Third Party Marketplaces

How To Use Fulfillment by Amazon

When Fulfillment by Amazon came out I was extremely weary. I was doing quite well fulfilling all my orders myself, and they were throwing numbers at me telling me this would instantly increase sales dramatically. This was before most people had heard of Amazon Prime, so at first I admittingly shrugged it off. Eventually I decided to give it a shot and sent a few items over. It was a bit of a hassle because I had to relabel each item, but it ended up really paying off. Items were flying off the shelf over there at a velocity that no product had ever sold at before for me. After filtering out the duds our small warehouse could barely even hold the volume we would have delivered so we could process the shipment and forward it to FBA. This was a new world for me and I ended up getting a little greedy and perhaps overdoing it. You can hardly blame me though because I couldn’t keep anything in stock over there. At a certain point, as you may have suspected, Amazon picked up the products themselves, and completely knocked me out of the buybox. I was sitting on tens of thousands of dollars worth of inventory that was instantly frozen. Ultimately, I had to mark it down to cost so that I wouldn’t continue paying Amazon to stock it for me.

I’ve heard people argue that this is somehow unfair or unethical for Amazon to do. The reality is that you are choosing to sell on their site and they can do with the data what they want, so it’s better if you move on. The real lesson here is to be cautious in your dealings with FBA, because mistakes can be expensive.

So how do I use FBA now that I’ve been burned? There are two strategies I use it for:

  1. High volume, low cost products. This may be counter-intuitive, but here is my reasoning: Most products I sell are low velocity, high priced items, so it’s been very difficult for me to build up the feedback I’d like over time. Putting up some low price products means I have a constant stream of good reviews coming in. I may not be turning crazy profits from them, but having Amazon fulfill the orders makes this virtually effortless anyway.
  2. High velocity, high priced products, not already on FBA. This is where the money is. If you send your highest converting products to Amazon, you can double your sales within days, the key is to only send product that will be gone within a few weeks so that you’re not storing too much product. This is of course a risky strategy. If you do too well, Amazon might take you out by selling the items themselves, so I only do this on about 40% of our bestsellers. I comfort myself by knowing though that if Amazon does take over that buybox, I’ve probably already made a ton on it.

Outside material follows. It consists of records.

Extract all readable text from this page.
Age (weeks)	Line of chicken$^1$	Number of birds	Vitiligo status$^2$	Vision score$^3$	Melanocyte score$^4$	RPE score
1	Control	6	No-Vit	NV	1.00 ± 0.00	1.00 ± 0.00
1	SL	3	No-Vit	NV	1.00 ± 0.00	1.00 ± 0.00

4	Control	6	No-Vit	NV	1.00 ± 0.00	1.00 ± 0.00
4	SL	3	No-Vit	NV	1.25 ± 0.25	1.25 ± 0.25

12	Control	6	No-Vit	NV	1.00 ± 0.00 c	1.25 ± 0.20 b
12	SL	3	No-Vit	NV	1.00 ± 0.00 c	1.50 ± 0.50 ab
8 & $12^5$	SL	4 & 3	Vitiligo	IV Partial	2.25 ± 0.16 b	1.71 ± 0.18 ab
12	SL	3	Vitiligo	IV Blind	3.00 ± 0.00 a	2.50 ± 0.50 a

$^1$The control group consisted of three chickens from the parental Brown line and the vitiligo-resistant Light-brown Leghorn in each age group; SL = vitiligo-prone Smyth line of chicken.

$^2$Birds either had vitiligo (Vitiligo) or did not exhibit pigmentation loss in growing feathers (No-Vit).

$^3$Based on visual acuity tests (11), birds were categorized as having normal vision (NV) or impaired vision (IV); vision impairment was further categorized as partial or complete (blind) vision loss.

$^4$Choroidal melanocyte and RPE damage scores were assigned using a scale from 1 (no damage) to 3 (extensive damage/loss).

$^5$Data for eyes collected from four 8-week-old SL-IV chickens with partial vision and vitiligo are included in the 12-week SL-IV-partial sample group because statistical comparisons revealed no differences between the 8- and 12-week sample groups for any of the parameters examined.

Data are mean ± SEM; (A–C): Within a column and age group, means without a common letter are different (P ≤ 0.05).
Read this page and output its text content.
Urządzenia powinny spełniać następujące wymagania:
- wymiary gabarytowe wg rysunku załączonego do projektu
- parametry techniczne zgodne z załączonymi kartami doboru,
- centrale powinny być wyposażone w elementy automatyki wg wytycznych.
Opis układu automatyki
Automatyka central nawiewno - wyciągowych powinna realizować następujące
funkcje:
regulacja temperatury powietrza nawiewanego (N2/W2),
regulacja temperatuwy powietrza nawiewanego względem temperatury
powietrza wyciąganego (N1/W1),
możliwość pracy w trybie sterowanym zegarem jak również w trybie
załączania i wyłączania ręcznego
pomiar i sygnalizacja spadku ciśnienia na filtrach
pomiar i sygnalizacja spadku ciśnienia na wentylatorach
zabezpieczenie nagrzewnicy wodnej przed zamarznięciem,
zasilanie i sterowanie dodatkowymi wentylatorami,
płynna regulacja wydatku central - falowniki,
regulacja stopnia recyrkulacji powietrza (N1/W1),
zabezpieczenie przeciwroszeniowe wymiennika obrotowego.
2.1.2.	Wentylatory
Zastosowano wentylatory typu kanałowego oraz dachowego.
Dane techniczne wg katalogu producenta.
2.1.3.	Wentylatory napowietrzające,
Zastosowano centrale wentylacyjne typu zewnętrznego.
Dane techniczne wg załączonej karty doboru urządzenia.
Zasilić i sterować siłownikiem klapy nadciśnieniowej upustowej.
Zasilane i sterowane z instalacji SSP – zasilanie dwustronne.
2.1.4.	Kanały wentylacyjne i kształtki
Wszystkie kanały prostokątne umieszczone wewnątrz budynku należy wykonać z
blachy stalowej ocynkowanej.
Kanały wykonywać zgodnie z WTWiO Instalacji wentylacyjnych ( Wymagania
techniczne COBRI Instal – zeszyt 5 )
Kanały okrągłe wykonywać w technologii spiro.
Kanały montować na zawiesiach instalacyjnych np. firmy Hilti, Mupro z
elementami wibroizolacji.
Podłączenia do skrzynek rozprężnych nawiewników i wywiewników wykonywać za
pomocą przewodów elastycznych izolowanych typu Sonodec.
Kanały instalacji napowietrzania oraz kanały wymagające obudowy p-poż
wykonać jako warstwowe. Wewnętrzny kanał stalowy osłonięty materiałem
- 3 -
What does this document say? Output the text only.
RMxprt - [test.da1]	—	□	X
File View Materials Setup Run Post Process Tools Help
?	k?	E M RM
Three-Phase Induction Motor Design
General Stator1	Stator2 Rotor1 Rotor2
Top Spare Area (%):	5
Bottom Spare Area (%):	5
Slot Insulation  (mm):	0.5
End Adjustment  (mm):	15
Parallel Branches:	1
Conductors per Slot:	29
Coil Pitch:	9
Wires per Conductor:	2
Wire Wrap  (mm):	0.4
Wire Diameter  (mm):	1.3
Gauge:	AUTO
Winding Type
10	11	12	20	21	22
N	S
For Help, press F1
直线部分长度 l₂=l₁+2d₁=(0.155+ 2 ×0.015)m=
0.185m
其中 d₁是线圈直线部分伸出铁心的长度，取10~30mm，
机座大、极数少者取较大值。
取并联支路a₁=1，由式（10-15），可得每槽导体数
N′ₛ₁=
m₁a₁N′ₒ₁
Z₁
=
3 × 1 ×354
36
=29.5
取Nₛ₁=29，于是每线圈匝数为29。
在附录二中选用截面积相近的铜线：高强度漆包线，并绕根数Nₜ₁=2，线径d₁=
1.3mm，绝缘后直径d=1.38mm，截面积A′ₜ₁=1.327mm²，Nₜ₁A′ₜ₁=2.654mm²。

I’m always checking the bestselling list for my categories to see what I can pick up, and if you do the same, you’ll notice that most products in the top few hundred are always FBA. There is a reason for this. Customers, myself included, are extremely biased towards Amazon fulfilled products. As a Prime member myself, I rarely purchase an item that is not Prime. FBA is expensive, and even risky, but the payoffs are potentially huge, and worth your time. If you haven’t already, start selectively sending product to FBA and see what it does to your sales velocity.